Les pensées de la jeune femme vagabondaient de souvenirs en souvenirs. Elle songea principalement aux bons moments, ceux qui lui permettaient de s'installer encore plus confortablement dans ces limbes ouatées.
Quel était le plus beau de tous ? Sa relation avec Alex sans doute. Alex. Le pauvre Alex. Lui qui la pensait partie en promenade avec une prostituée. Elle était en train de mourir étouffée par de la fumée et, si l'asphyxie n'arrivait pas assez vite, elle serait sûrement brûlée vive. Il n'avait pas mérité ça. Il n'avait pas mérité de perdre la femme de sa vie dans ces conditions, avec en plus, le poids du mensonge.
Elle aurait dû lui dire ce qu'elle faisait vraiment. Il lui aurait fait une scène. Il lui aurait fait la tête. Et cela aurait été légitime. Mais au moins, ils se seraient dit combien ils s'aimaient avant qu'elle ne parte, et ils se seraient sincèrement dit au-revoir. Car là, elle était partie comme si elle allait rentrer plus tard dans la soirée. Or, elle ne rentrerait plus jamais.
Voudrait-il aller voir son cadavre ? Tout dépendra de l'état... Mais Bastien, lui, verra le cadavre de sa sœur. Sœur qu'il venait de retrouver et dont la relation nouvelle l'emplissait de bonheur, lui qui n'avait pas non plus eu de vraie famille, de famille de sang.
Le jeune médecin légiste la verrait sur une table d'autopsie. François Rieur s'en occuperait lui-même mais Bastien voudra assister jusqu'au bout. Il voudra comprendre comment sa petite sœur s'était bêtement éteinte en pleine fleur de l'âge.
Ensuite, il faudrait l'enterrer. Quelle ville choisiraient-ils ? Est-ce qu'elle restera à Jouville où elle avait passé les dernières années de sa vie ? Ou est-ce qu'Alex et Bastien voudraient l'enterrer dans la petite ville où la maison du couple ne devait plus tarder à sortir de terre ?
D'ailleurs, que deviendrait cette maison ? Ce terrain idéalement situé ? Alex ne voudrait plus jamais y remettre les pieds sans elle, c'était certain. Que ferait-il alors ?

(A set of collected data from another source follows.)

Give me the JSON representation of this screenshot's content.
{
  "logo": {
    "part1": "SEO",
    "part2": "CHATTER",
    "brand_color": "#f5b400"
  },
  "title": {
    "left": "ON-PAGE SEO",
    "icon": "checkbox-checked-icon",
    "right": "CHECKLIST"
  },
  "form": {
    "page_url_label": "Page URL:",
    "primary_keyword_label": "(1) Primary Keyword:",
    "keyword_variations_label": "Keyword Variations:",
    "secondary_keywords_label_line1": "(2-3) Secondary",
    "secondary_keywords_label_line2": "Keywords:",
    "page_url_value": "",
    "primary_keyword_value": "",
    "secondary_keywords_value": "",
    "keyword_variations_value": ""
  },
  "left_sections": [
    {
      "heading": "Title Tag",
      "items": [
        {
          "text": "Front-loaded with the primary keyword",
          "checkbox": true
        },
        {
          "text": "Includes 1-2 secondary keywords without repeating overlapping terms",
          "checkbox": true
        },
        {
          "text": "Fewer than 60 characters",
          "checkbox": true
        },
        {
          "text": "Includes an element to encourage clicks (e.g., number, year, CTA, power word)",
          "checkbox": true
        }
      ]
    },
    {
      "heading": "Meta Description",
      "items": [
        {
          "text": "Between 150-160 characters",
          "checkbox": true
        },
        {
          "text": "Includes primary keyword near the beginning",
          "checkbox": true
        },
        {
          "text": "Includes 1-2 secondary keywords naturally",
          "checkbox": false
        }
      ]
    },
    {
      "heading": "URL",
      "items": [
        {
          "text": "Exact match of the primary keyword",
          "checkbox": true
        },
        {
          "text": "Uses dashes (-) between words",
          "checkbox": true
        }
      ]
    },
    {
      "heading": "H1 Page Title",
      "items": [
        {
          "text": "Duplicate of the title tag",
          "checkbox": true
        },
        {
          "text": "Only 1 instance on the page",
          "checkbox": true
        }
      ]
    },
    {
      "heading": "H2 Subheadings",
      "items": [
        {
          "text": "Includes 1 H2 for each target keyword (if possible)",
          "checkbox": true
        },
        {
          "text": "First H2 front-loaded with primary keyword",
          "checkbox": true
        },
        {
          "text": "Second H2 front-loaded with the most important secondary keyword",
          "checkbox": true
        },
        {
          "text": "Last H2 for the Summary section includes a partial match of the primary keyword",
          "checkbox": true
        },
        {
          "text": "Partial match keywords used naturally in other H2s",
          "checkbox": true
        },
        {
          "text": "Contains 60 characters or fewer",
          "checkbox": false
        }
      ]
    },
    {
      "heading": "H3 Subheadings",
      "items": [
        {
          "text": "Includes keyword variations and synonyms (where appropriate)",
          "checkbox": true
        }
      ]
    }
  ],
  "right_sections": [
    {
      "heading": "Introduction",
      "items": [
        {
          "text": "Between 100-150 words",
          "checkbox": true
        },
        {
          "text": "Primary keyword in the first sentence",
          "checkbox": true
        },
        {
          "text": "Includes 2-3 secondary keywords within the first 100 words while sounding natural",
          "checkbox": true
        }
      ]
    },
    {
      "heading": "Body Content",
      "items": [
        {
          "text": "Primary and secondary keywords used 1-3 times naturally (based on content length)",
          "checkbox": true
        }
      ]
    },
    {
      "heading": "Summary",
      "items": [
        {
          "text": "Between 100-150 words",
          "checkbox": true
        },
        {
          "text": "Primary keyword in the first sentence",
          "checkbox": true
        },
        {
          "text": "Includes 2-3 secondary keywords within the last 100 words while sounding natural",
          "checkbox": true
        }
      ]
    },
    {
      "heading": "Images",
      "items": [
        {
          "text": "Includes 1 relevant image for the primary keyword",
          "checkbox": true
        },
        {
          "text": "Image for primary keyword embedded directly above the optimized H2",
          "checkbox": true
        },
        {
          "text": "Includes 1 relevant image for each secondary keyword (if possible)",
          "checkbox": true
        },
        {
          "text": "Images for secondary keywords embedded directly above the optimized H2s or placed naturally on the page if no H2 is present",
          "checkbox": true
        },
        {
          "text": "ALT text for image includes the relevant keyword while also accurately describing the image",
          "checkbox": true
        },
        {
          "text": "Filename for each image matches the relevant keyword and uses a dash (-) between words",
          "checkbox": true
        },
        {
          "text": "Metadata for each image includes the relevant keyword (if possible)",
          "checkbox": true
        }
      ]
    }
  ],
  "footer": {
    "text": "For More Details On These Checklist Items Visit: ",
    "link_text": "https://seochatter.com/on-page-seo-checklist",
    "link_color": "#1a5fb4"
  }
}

Non, pas de mauvaises pensées, pas avant de mourir.
Le cancer d'Aurélie régressait. Maggie était heureuse en couple. Elle avait trouvé de vrais amis parmi ses collègues de travail. Et elle avait eu un travail qui l'avait passionnée, aussi court fut-il. Elle pouvait partir en paix. Petite orpheline sans parents, elle avait tout de même réussi à se construire une vie qu'elle avait aimée.
Maintenant, elle allait sûrement les rejoindre, ses parents. À quoi ressemblaient-ils ? Ou plutôt, à qui ressemblait-elle ? Tenait-elle ses yeux bleus de son père ou de sa mère ? Sa chevelure châtaine et aux boucles souples ? Ses petites taches de rousseur sur son nez, celles à peines visibles sauf l'été ? Elle allait bientôt le savoir. Et cette ultime pensée lui apposa un sourire sur les lèvres. Elle était bien là. Vraiment bien. Prête à rendre son dernier souffle.